11.9.08

Arroz a la cubana


“Un día, en medio de un camino, vi en un espejo la figura de mi padre. Alcé la mano para saludarlo en medio de la fascinación de lo imposible, y observé que esa mano me saludaba a mí mismo. Un día encuentras, siempre, la mirada que perdiste. “


Juan Cruz Ruiz


Me despertaban los olores: a caramelo frito, a cebolla rehogándose. Olores que no eran para la mañana. Después venían los sonidos: de un motor, de una danza de partículas contra el plástico duro; del chisporroteo del líquido hirviendo; del metal contra el metal y el rumor apagado que bullía entre ambos. Sonidos amigables de una comida hipercalórica que se reservaba para ocasiones especiales del invierno argentino, aunque su origen fuera tropical.
Cuando ya habían sido consumados los trámites de un desayuno escueto, llegaban los colores con sus formas: el bordó espeso de los porotos en salsa, el dorado de la banana en milanesa, el naranja del huevo que no debía rasgarse, el tiza irisado del arroz, el beige con vetas rosas y cobrizas del cerdo.
Los alimentos se presentaban al plato. La cocinera disponía en un extremo de la porcelana la banana y, dentro de su concavidad, la porción de arroz extraída de pequeños moldes. En el extremo opuesto, la costeleta y la salsa bordó a un lado de la carne.
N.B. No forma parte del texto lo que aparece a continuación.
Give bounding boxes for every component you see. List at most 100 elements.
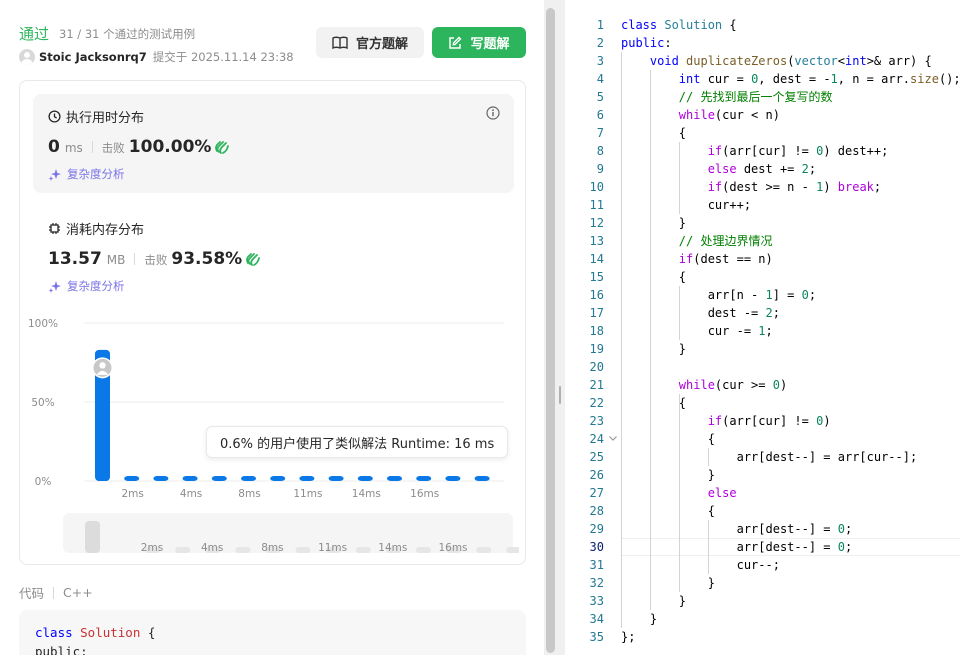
line-number[interactable]: 2 bbox=[565, 34, 604, 52]
line-number[interactable]: 27 bbox=[565, 484, 604, 502]
mini-bar bbox=[175, 547, 191, 553]
line-number[interactable]: 14 bbox=[565, 250, 604, 268]
code-line[interactable]: 21 while(cur >= 0) bbox=[565, 376, 960, 394]
line-number[interactable]: 20 bbox=[565, 358, 604, 376]
code-line[interactable]: 33 } bbox=[565, 592, 960, 610]
code-line[interactable]: 11 cur++; bbox=[565, 196, 960, 214]
x-tick-label: 14ms bbox=[352, 488, 381, 500]
line-number[interactable]: 28 bbox=[565, 502, 604, 520]
line-number[interactable]: 17 bbox=[565, 304, 604, 322]
line-number[interactable]: 24 bbox=[565, 430, 604, 448]
line-number[interactable]: 11 bbox=[565, 196, 604, 214]
code-line[interactable]: 20 bbox=[565, 358, 960, 376]
line-source: class Solution { bbox=[621, 18, 737, 32]
code-line[interactable]: 26 } bbox=[565, 466, 960, 484]
code-line[interactable]: 15 { bbox=[565, 268, 960, 286]
code-line[interactable]: 28 { bbox=[565, 502, 960, 520]
code-line[interactable]: 18 cur -= 1; bbox=[565, 322, 960, 340]
code-line[interactable]: 31 cur--; bbox=[565, 556, 960, 574]
code-line[interactable]: 14 if(dest == n) bbox=[565, 250, 960, 268]
code-line[interactable]: 16 arr[n - 1] = 0; bbox=[565, 286, 960, 304]
line-number[interactable]: 1 bbox=[565, 16, 604, 34]
code-line[interactable]: 5 // 先找到最后一个复写的数 bbox=[565, 88, 960, 106]
line-source: if(arr[cur] != 0) bbox=[707, 414, 831, 428]
line-number[interactable]: 23 bbox=[565, 412, 604, 430]
code-line[interactable]: 22 { bbox=[565, 394, 960, 412]
line-number[interactable]: 12 bbox=[565, 214, 604, 232]
code-line[interactable]: 35}; bbox=[565, 628, 960, 646]
code-line[interactable]: 30 arr[dest--] = 0; bbox=[565, 538, 960, 556]
line-number[interactable]: 34 bbox=[565, 610, 604, 628]
code-line[interactable]: 10 if(dest >= n - 1) break; bbox=[565, 178, 960, 196]
line-number[interactable]: 16 bbox=[565, 286, 604, 304]
write-solution-button[interactable]: 写题解 bbox=[432, 27, 526, 58]
line-source: { bbox=[621, 432, 715, 446]
line-number[interactable]: 13 bbox=[565, 232, 604, 250]
code-line[interactable]: 6 while(cur < n) bbox=[565, 106, 960, 124]
code-editor[interactable]: 1 class Solution { 2 public: 3 void duplicat… bbox=[565, 0, 960, 655]
left-scrollbar[interactable] bbox=[544, 0, 556, 655]
line-number[interactable]: 8 bbox=[565, 142, 604, 160]
chip-icon bbox=[49, 223, 60, 234]
line-source: while(cur >= 0) bbox=[678, 378, 788, 392]
line-source: public: bbox=[621, 36, 672, 50]
line-number[interactable]: 19 bbox=[565, 340, 604, 358]
clock-icon bbox=[48, 110, 61, 123]
code-line[interactable]: 29 arr[dest--] = 0; bbox=[565, 520, 960, 538]
line-number[interactable]: 15 bbox=[565, 268, 604, 286]
runtime-complexity-link[interactable]: 复杂度分析 bbox=[48, 166, 125, 182]
line-number[interactable]: 4 bbox=[565, 70, 604, 88]
line-number[interactable]: 22 bbox=[565, 394, 604, 412]
code-line[interactable]: 4 int cur = 0, dest = -1, n = arr.size()… bbox=[565, 70, 960, 88]
code-line[interactable]: 23 if(arr[cur] != 0) bbox=[565, 412, 960, 430]
line-number[interactable]: 29 bbox=[565, 520, 604, 538]
code-line[interactable]: 8 if(arr[cur] != 0) dest++; bbox=[565, 142, 960, 160]
line-number[interactable]: 31 bbox=[565, 556, 604, 574]
line-number[interactable]: 25 bbox=[565, 448, 604, 466]
code-line[interactable]: 17 dest -= 2; bbox=[565, 304, 960, 322]
code-line[interactable]: 13 // 处理边界情况 bbox=[565, 232, 960, 250]
line-source: void duplicateZeros(vector<int>& arr) { bbox=[649, 54, 932, 68]
line-number[interactable]: 10 bbox=[565, 178, 604, 196]
code-line[interactable]: 7 { bbox=[565, 124, 960, 142]
line-number[interactable]: 30 bbox=[565, 538, 604, 556]
code-line[interactable]: 27 else bbox=[565, 484, 960, 502]
x-tick-label: 11ms bbox=[293, 488, 322, 500]
line-number[interactable]: 6 bbox=[565, 106, 604, 124]
line-number[interactable]: 5 bbox=[565, 88, 604, 106]
code-line[interactable]: 19 } bbox=[565, 340, 960, 358]
x-tick-label: 16ms bbox=[410, 488, 439, 500]
line-number[interactable]: 7 bbox=[565, 124, 604, 142]
info-icon[interactable] bbox=[486, 106, 500, 120]
code-line[interactable]: 1 class Solution { bbox=[565, 16, 960, 34]
code-line[interactable]: 2 public: bbox=[565, 34, 960, 52]
drag-grip-icon[interactable] bbox=[559, 386, 561, 404]
line-number[interactable]: 32 bbox=[565, 574, 604, 592]
code-line[interactable]: 9 else dest += 2; bbox=[565, 160, 960, 178]
code-line[interactable]: 32 } bbox=[565, 574, 960, 592]
code-line[interactable]: 24 { bbox=[565, 430, 960, 448]
line-number[interactable]: 3 bbox=[565, 52, 604, 70]
line-number[interactable]: 21 bbox=[565, 376, 604, 394]
line-number[interactable]: 9 bbox=[565, 160, 604, 178]
fold-chevron-icon[interactable] bbox=[608, 433, 618, 443]
write-solution-label: 写题解 bbox=[470, 37, 510, 52]
y-tick-label: 50% bbox=[31, 397, 54, 409]
line-number[interactable]: 26 bbox=[565, 466, 604, 484]
clap-icon bbox=[246, 253, 261, 266]
code-line[interactable]: 25 arr[dest--] = arr[cur--]; bbox=[565, 448, 960, 466]
scrollbar-thumb[interactable] bbox=[546, 8, 555, 653]
user-name[interactable]: Stoic Jacksonrq7 bbox=[39, 50, 147, 64]
code-line[interactable]: 34 } bbox=[565, 610, 960, 628]
line-number[interactable]: 18 bbox=[565, 322, 604, 340]
memory-complexity-link[interactable]: 复杂度分析 bbox=[48, 278, 125, 294]
runtime-section[interactable]: 执行用时分布 0 ms 击败 100.00% 复杂度分析 bbox=[33, 94, 514, 193]
official-solution-button[interactable]: 官方题解 bbox=[316, 27, 424, 58]
code-line[interactable]: 3 void duplicateZeros(vector<int>& arr) … bbox=[565, 52, 960, 70]
line-number[interactable]: 35 bbox=[565, 628, 604, 646]
code-language-row: 代码 C++ bbox=[19, 583, 93, 602]
avatar[interactable] bbox=[19, 49, 35, 65]
code-line[interactable]: 12 } bbox=[565, 214, 960, 232]
panel-resize-handle[interactable] bbox=[556, 0, 565, 655]
line-number[interactable]: 33 bbox=[565, 592, 604, 610]
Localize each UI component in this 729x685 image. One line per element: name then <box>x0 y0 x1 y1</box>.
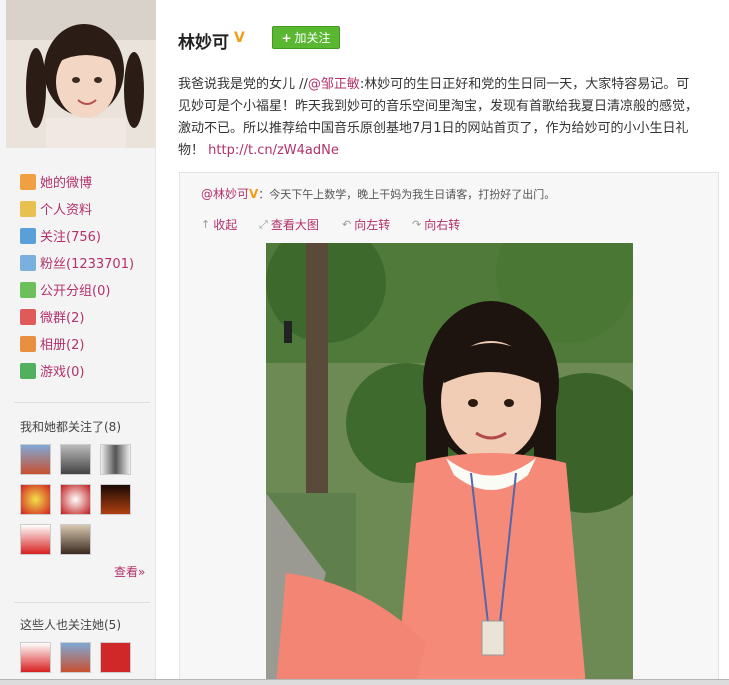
user-avatar[interactable] <box>100 444 131 475</box>
follow-icon <box>20 227 36 244</box>
nav-item-album[interactable]: 相册(2) <box>20 330 134 357</box>
user-avatar[interactable] <box>20 484 51 515</box>
nav-label: 游戏(0) <box>40 365 85 380</box>
follow-button[interactable]: + 加关注 <box>272 26 340 49</box>
left-sidebar: 她的微博 个人资料 关注(756) 粉丝(1233701) 公开分组(0) 微群… <box>0 0 156 685</box>
user-avatar[interactable] <box>20 642 51 673</box>
profile-nav: 她的微博 个人资料 关注(756) 粉丝(1233701) 公开分组(0) 微群… <box>20 168 134 384</box>
nav-label: 微群(2) <box>40 311 85 326</box>
followers-title: 这些人也关注她(5) <box>20 618 121 632</box>
post-mention-link[interactable]: @邹正敏 <box>308 77 360 92</box>
nav-label: 关注(756) <box>40 230 101 245</box>
user-avatar[interactable] <box>60 484 91 515</box>
nav-label: 她的微博 <box>40 176 93 191</box>
divider <box>14 402 150 403</box>
album-icon <box>20 335 36 352</box>
microgroup-icon <box>20 308 36 325</box>
user-avatar[interactable] <box>100 484 131 515</box>
rotate-right-label: 向右转 <box>424 218 461 232</box>
collapse-label: 收起 <box>213 218 238 232</box>
rotate-left-button[interactable]: ↶ 向左转 <box>342 216 390 233</box>
nav-item-groups[interactable]: 公开分组(0) <box>20 276 134 303</box>
nav-item-microgroup[interactable]: 微群(2) <box>20 303 134 330</box>
divider <box>14 602 150 603</box>
repost-card: @林妙可V：今天下午上数学，晚上干妈为我生日请客，打扮好了出门。 ↑ 收起 ⤢ 查看… <box>179 172 719 685</box>
group-icon <box>20 281 36 298</box>
user-avatar[interactable] <box>20 524 51 555</box>
post-photo[interactable] <box>266 243 633 685</box>
collapse-arrow-icon: ↑ <box>201 218 211 231</box>
nav-item-fans[interactable]: 粉丝(1233701) <box>20 249 134 276</box>
user-avatar[interactable] <box>60 642 91 673</box>
rotate-right-button[interactable]: ↷ 向右转 <box>412 216 460 233</box>
repost-header: @林妙可V：今天下午上数学，晚上干妈为我生日请客，打扮好了出门。 <box>201 185 555 202</box>
rotate-left-label: 向左转 <box>354 218 391 232</box>
repost-text: ：今天下午上数学，晚上干妈为我生日请客，打扮好了出门。 <box>258 188 556 201</box>
fans-icon <box>20 254 36 271</box>
verified-badge-icon: V <box>249 187 259 201</box>
view-large-icon: ⤢ <box>259 217 268 231</box>
view-large-button[interactable]: ⤢ 查看大图 <box>259 216 319 233</box>
view-more-link[interactable]: 查看» <box>114 563 145 580</box>
verified-badge-icon: V <box>234 30 245 46</box>
profile-card-icon <box>20 200 36 217</box>
nav-label: 相册(2) <box>40 338 85 353</box>
repost-author-link[interactable]: @林妙可 <box>201 187 249 201</box>
profile-name[interactable]: 林妙可 <box>178 28 229 53</box>
post-text: 我爸说我是党的女儿 //@邹正敏:林妙可的生日正好和党的生日同一天，大家特容易记… <box>178 74 698 162</box>
nav-label: 粉丝(1233701) <box>40 257 135 272</box>
follow-button-label: 加关注 <box>294 31 331 45</box>
avatar-image <box>6 0 156 148</box>
view-large-label: 查看大图 <box>270 218 319 232</box>
nav-item-game[interactable]: 游戏(0) <box>20 357 134 384</box>
nav-item-profile[interactable]: 个人资料 <box>20 195 134 222</box>
game-icon <box>20 362 36 379</box>
nav-label: 个人资料 <box>40 203 93 218</box>
nav-item-following[interactable]: 关注(756) <box>20 222 134 249</box>
photo-image <box>266 243 633 685</box>
taskbar-strip <box>0 679 729 685</box>
nav-item-weibo[interactable]: 她的微博 <box>20 168 134 195</box>
home-icon <box>20 173 36 190</box>
user-avatar[interactable] <box>20 444 51 475</box>
post-short-link[interactable]: http://t.cn/zW4adNe <box>208 143 339 158</box>
mutual-follow-thumbs <box>20 444 131 555</box>
user-avatar[interactable] <box>60 444 91 475</box>
collapse-button[interactable]: ↑ 收起 <box>201 216 237 233</box>
rotate-left-icon: ↶ <box>342 218 352 231</box>
rotate-right-icon: ↷ <box>412 218 422 231</box>
followers-thumbs <box>20 642 131 673</box>
post-text-before: 我爸说我是党的女儿 // <box>178 77 308 92</box>
nav-label: 公开分组(0) <box>40 284 111 299</box>
user-avatar[interactable] <box>60 524 91 555</box>
user-avatar[interactable] <box>100 642 131 673</box>
profile-avatar[interactable] <box>6 0 156 148</box>
mutual-follow-title: 我和她都关注了(8) <box>20 420 121 434</box>
plus-icon: + <box>281 30 292 45</box>
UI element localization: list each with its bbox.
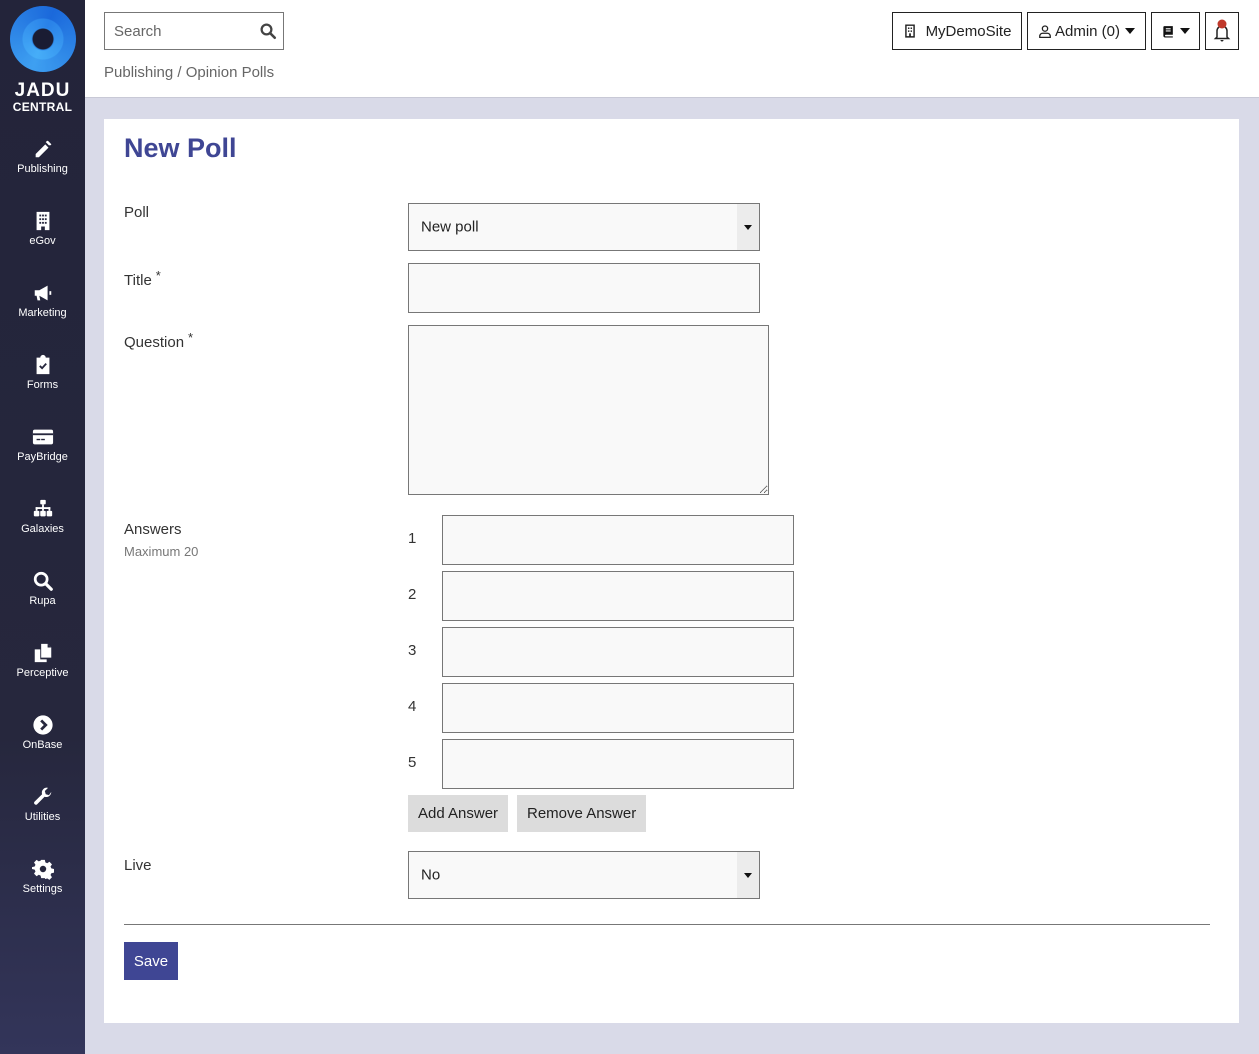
sidebar-item-label: Publishing [17, 163, 68, 175]
sidebar-item-label: Perceptive [16, 667, 69, 679]
sidebar-item-label: eGov [29, 235, 56, 247]
book-icon [1162, 25, 1173, 37]
sidebar-item-label: Settings [22, 883, 63, 895]
user-menu-button[interactable]: Admin (0) [1027, 12, 1146, 50]
poll-label: Poll [124, 204, 150, 221]
answer-number: 3 [408, 642, 417, 659]
answer-field [442, 683, 794, 733]
question-textarea[interactable] [409, 326, 768, 494]
sidebar-item-utilities[interactable]: Utilities [0, 786, 85, 842]
search-icon [33, 571, 53, 591]
sidebar-item-forms[interactable]: Forms [0, 354, 85, 410]
help-menu-button[interactable] [1151, 12, 1200, 50]
poll-select-value: New poll [421, 218, 479, 236]
answers-hint: Maximum 20 [124, 544, 199, 559]
sidebar-item-label: PayBridge [17, 451, 68, 463]
brand-name: JADU [14, 80, 71, 101]
sidebar-item-marketing[interactable]: Marketing [0, 282, 85, 338]
answer-field [442, 739, 794, 789]
gear-icon [31, 859, 54, 880]
sidebar-item-label: Marketing [18, 307, 67, 319]
search-input[interactable] [105, 13, 245, 49]
answer-input-2[interactable] [443, 572, 793, 620]
clipboard-check-icon [36, 354, 49, 375]
megaphone-icon [34, 285, 51, 301]
chevron-down-icon [737, 204, 759, 250]
question-field [408, 325, 769, 495]
notifications-button[interactable] [1205, 12, 1239, 50]
save-button[interactable]: Save [124, 942, 178, 980]
top-header: Publishing / Opinion Polls MyDemoSite Ad… [85, 0, 1259, 98]
search-box [104, 12, 284, 50]
sidebar-item-label: Forms [26, 379, 59, 391]
answer-input-4[interactable] [443, 684, 793, 732]
notification-badge [1217, 19, 1227, 29]
chevron-down-icon [737, 852, 759, 898]
question-label: Question * [124, 330, 194, 351]
chevron-circle-right-icon [32, 715, 53, 735]
brand-subtitle: CENTRAL [12, 100, 73, 114]
sidebar-item-galaxies[interactable]: Galaxies [0, 498, 85, 554]
site-label: MyDemoSite [925, 22, 1012, 40]
breadcrumb: Publishing / Opinion Polls [104, 64, 275, 81]
title-field [408, 263, 760, 313]
answer-number: 4 [408, 698, 417, 715]
jadu-logo-icon[interactable] [10, 6, 76, 72]
poll-select[interactable]: New poll [408, 203, 760, 251]
chevron-down-icon [1125, 28, 1136, 34]
required-marker: * [155, 268, 161, 283]
sidebar-item-label: Rupa [29, 595, 56, 607]
answer-input-1[interactable] [443, 516, 793, 564]
answer-input-3[interactable] [443, 628, 793, 676]
live-select-value: No [421, 866, 441, 884]
sidebar: JADU CENTRAL Publishing eGov Marketing F… [0, 0, 85, 1054]
sitemap-icon [33, 499, 52, 517]
answers-label: Answers [124, 521, 182, 538]
divider [124, 924, 1210, 925]
user-icon [1039, 24, 1051, 38]
building-icon [36, 211, 49, 231]
sidebar-item-onbase[interactable]: OnBase [0, 714, 85, 770]
answer-number: 5 [408, 754, 417, 771]
title-input[interactable] [409, 264, 759, 312]
answer-input-5[interactable] [443, 740, 793, 788]
user-label: Admin (0) [1054, 22, 1121, 40]
page-title: New Poll [124, 133, 237, 163]
sidebar-item-label: Galaxies [21, 523, 64, 535]
site-selector-button[interactable]: MyDemoSite [892, 12, 1022, 50]
bell-icon [1213, 19, 1231, 42]
copy-icon [34, 643, 51, 663]
sidebar-item-egov[interactable]: eGov [0, 210, 85, 266]
chevron-down-icon [1179, 28, 1190, 34]
required-marker: * [188, 330, 194, 345]
search-icon[interactable] [259, 22, 277, 40]
building-icon [904, 24, 915, 38]
sidebar-item-label: OnBase [22, 739, 63, 751]
answer-field [442, 571, 794, 621]
answer-field [442, 515, 794, 565]
sidebar-item-rupa[interactable]: Rupa [0, 570, 85, 626]
live-label: Live [124, 857, 152, 874]
answer-number: 2 [408, 586, 417, 603]
sidebar-item-label: Utilities [24, 811, 61, 823]
pencil-icon [35, 140, 51, 158]
wrench-icon [33, 787, 51, 805]
sidebar-item-paybridge[interactable]: PayBridge [0, 426, 85, 482]
main-content: New Poll Poll New poll Title * Question * … [104, 119, 1239, 1023]
credit-card-icon [32, 429, 53, 445]
title-label: Title * [124, 268, 161, 289]
answer-field [442, 627, 794, 677]
answer-number: 1 [408, 530, 417, 547]
remove-answer-button[interactable]: Remove Answer [517, 795, 647, 832]
live-select[interactable]: No [408, 851, 760, 899]
sidebar-item-perceptive[interactable]: Perceptive [0, 642, 85, 698]
add-answer-button[interactable]: Add Answer [408, 795, 509, 832]
sidebar-item-settings[interactable]: Settings [0, 858, 85, 914]
sidebar-item-publishing[interactable]: Publishing [0, 138, 85, 194]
Del otro, el huevo con su corola intacta. En el medio, la fila de porotos sin licuar.
Unos mezclaban los porotos con el arroz, la banana con el cerdo, la salsa con la carne y la banana o el arroz con la banana...
Otros preferían saborear cada pieza por separado.
Los niños solíamos ser quisquillosos con el cerdo y ávidos con el arroz.
Sólo el arroz y los porotos admitían una segunda y hasta una tercera vuelta.
Lo demás era ración discreta.
Una reminiscencia agridulce. Sabor / saber de mi memoria familiar, sin aderezos ni especias.